First thing is that I wouldn't worry much about vm_map_clone - the entire function is a temporary hack which we hope to remove soon once we have better memory management features available.

do_exec is different - we care about its implementation. The nature of the exec system call is such that on successful exec, all other threads of the calling process are terminated (and it's probably rare for an exec to get called by a multi-threaded context). We could hypothetically terminate all other threads before preparing the new vm_map. That would be convenient, once other threads are terminated, we can safely assign the vmap to p_uspace, and only then prepare the vmap - this way we'll be safe if we get preempted, as no other threads would share the vmap yet. However, if exec happens to fail, all other threads must stay alive (or do they? I can't find specific info on that anywhere, but it sounds logical not to terminate them if exec would not succeed.) - so before we terminate them we need to be sure that no further errors may happen. So for this to work, we would need to validate the entire ELF file first, then kill other threads, then assign a new vmap, then setup the vmap according to the ELF file. If that sounds okay to you, I can try re-implement exec to use this two-stage setup, and we'll never need a critical section. OTOH, if we want the other threads alive while we prepare new process memory map, then the minimal guarantee we need for this to work is that no other threads of the same process can continue while we're setting up vmap.

Side note: I haven't thought about it in greater detail, but what if a thread that activates a particular uspace would lock a recursive mutex on that vm_map structure? The lock would be released/acquired in the vm_map_activate function. When editing a vm_map, lock the mutex recursively once more. This way no other threads will be able to activate a vm_map while it's being edited by another thread, and no thread will be able to edit a vm_map while it's in use by another thread (e.g. on another processor). It sounds almost to simple to be true...?

[cahirwpz]

Multithreading doesn't play well with unix process model. Handling properly fork in multithreaded application is problematic. POSIX.1 specification for exec* doesn't say exactly what to do when exec call fails:

A call to any exec function from a process with more than one thread shall result in all threads being terminated and the new executable image being loaded and executed.

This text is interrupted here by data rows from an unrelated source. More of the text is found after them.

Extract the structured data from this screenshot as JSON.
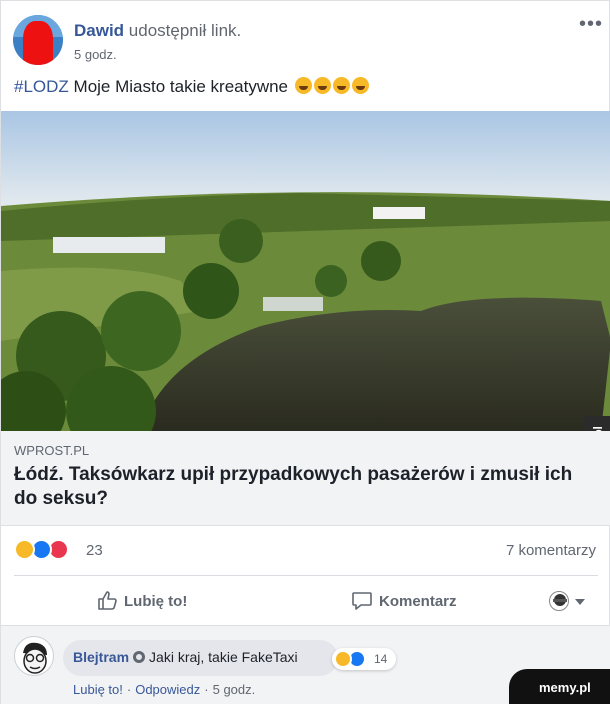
{
  "post": {
    "author_name": "Dawid",
    "author_action": "udostępnił link.",
    "timestamp": "5 godz.",
    "more_label": "•••",
    "hashtag": "#LODZ",
    "text": "Moje Miasto takie kreatywne",
    "emojis": [
      "rolling-on-floor-laughing",
      "grinning-squinting",
      "rolling-on-floor-laughing",
      "grinning-squinting"
    ]
  },
  "link": {
    "domain": "WPROST.PL",
    "title": "Łódź. Taksówkarz upił przypadkowych pasażerów i zmusił ich do seksu?"
  },
  "watermark": {
    "side": "memy.pl",
    "corner": "memy.pl"
  },
  "reactions": {
    "types": [
      "haha",
      "like",
      "love"
    ],
    "count": "23",
    "comments": "7 komentarzy"
  },
  "actions": {
    "like": "Lubię to!",
    "comment": "Komentarz"
  },
  "comment": {
    "author": "Blejtram",
    "text": "Jaki kraj, takie FakeTaxi",
    "reaction_count": "14",
    "like": "Lubię to!",
    "reply": "Odpowiedz",
    "time": "5 godz."
  },
  "colors": {
    "link_blue": "#365899",
    "meta_gray": "#606770",
    "like_blue": "#1877f2",
    "love_red": "#e8374e",
    "haha_yellow": "#f7b928"
  }
}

A programmer that calls fork or exec in multithreaded application does not understand consequences of running multiple threads very well. IMO in most cases introduction of threads is driven by bad design decisions.

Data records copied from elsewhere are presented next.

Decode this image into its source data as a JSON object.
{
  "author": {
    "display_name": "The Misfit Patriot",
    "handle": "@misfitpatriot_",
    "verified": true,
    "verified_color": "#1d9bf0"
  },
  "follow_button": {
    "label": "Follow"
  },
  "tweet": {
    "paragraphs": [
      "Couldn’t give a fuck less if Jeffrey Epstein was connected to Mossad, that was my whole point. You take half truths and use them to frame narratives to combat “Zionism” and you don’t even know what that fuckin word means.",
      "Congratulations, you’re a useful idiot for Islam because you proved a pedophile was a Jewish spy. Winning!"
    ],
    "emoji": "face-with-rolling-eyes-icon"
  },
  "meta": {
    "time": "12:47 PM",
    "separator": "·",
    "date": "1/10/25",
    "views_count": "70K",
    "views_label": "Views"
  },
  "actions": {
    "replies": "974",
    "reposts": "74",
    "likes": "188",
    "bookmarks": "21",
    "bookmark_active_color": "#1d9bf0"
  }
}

Let's ignore weird corner cases and support the most common scenario well , which is fork + exec. When exec fails a programmer is supposed to terminate the process.

[rafalcieslak]

I've managed to confirm that Linux destroys all threads on a call to execve, regardless whether the call was successful or not - and that is also a good indication that it's okay if we do the same. I'll update this branch soon.

[cahirwpz]

Is really critical_enter() required here? Can we make weaker assumptions?

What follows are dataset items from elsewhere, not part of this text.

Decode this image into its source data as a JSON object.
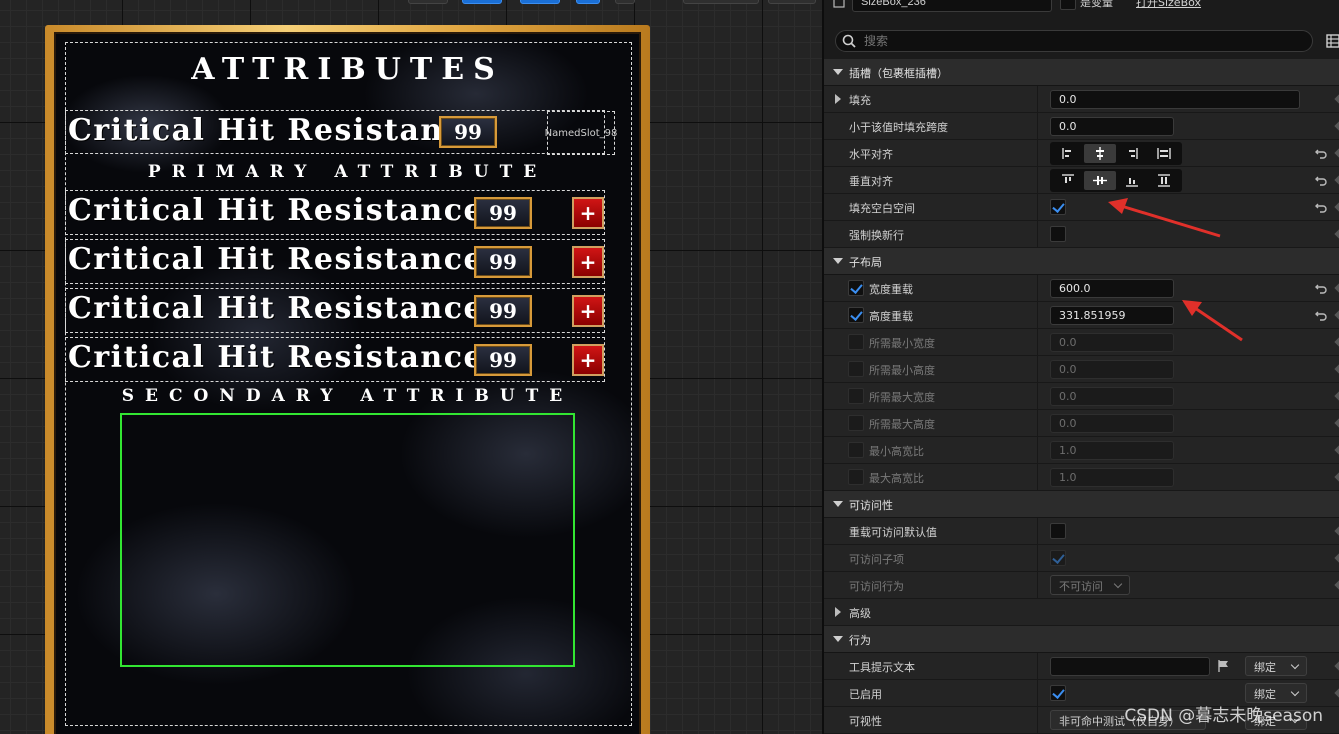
{
  "widget": {
    "title": "ATTRIBUTES",
    "top_row": {
      "label": "Critical Hit Resistance",
      "value": "99",
      "named_slot": "NamedSlot_98"
    },
    "primary_section": "PRIMARY ATTRIBUTE",
    "secondary_section": "SECONDARY ATTRIBUTE",
    "rows": [
      {
        "label": "Critical Hit Resistance",
        "value": "99",
        "button": "+"
      },
      {
        "label": "Critical Hit Resistance",
        "value": "99",
        "button": "+"
      },
      {
        "label": "Critical Hit Resistance",
        "value": "99",
        "button": "+"
      },
      {
        "label": "Critical Hit Resistance",
        "value": "99",
        "button": "+"
      }
    ]
  },
  "panel": {
    "name_field": "SizeBox_236",
    "is_variable_label": "是变量",
    "open_link": "打开SizeBox",
    "search_placeholder": "搜索",
    "slot_section": "插槽（包裹框插槽）",
    "fill": {
      "label": "填充",
      "value": "0.0"
    },
    "fill_span": {
      "label": "小于该值时填充跨度",
      "value": "0.0"
    },
    "h_align": {
      "label": "水平对齐",
      "active_index": 1
    },
    "v_align": {
      "label": "垂直对齐",
      "active_index": 1
    },
    "fill_empty": {
      "label": "填充空白空间",
      "checked": true
    },
    "force_newline": {
      "label": "强制换新行",
      "checked": false
    },
    "child_layout_section": "子布局",
    "width_override": {
      "label": "宽度重载",
      "value": "600.0",
      "checked": true
    },
    "height_override": {
      "label": "高度重载",
      "value": "331.851959",
      "checked": true
    },
    "min_desired_width": {
      "label": "所需最小宽度",
      "value": "0.0"
    },
    "min_desired_height": {
      "label": "所需最小高度",
      "value": "0.0"
    },
    "max_desired_width": {
      "label": "所需最大宽度",
      "value": "0.0"
    },
    "max_desired_height": {
      "label": "所需最大高度",
      "value": "0.0"
    },
    "min_aspect": {
      "label": "最小高宽比",
      "value": "1.0"
    },
    "max_aspect": {
      "label": "最大高宽比",
      "value": "1.0"
    },
    "accessibility_section": "可访问性",
    "override_access": {
      "label": "重载可访问默认值"
    },
    "access_children": {
      "label": "可访问子项"
    },
    "access_behavior": {
      "label": "可访问行为",
      "value": "不可访问"
    },
    "advanced_section": "高级",
    "behavior_section": "行为",
    "tooltip": {
      "label": "工具提示文本",
      "bind": "绑定"
    },
    "enabled": {
      "label": "已启用",
      "bind": "绑定"
    },
    "visibility": {
      "label": "可视性",
      "value": "非可命中测试（仅自身）",
      "bind": "绑定"
    }
  },
  "watermark": "CSDN @暮志未晚season",
  "colors": {
    "gold": "#e8b450",
    "green_outline": "#32e632",
    "accent_blue": "#3b8ef0",
    "plus_red": "#c00000",
    "annotation_red": "#e0302a"
  }
}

Perhaps thread_self()->proc->p_nthreads == 1 assertion is just enough to perform this step correctly?

[rafalcieslak]

We'd need to check if there is only one thread in this process AND set proc->p_uspace = newmap for the duration of the copy process.

EDIT: Also, this would only work if clone is called by a user thread. Kernel threads have their userspace map reset to NULL on each context switch.

[cahirwpz]

Ok. So the minimum assumption we must take is that we enter vm_map_clone with:

• user-space thread (i.e. withp_uspace in place),
• the only thread in a process – thus we know that no other thread (within the same process) will be started in the meantime.

If that is correct, please drop critical section and enforce above assumptions with assert.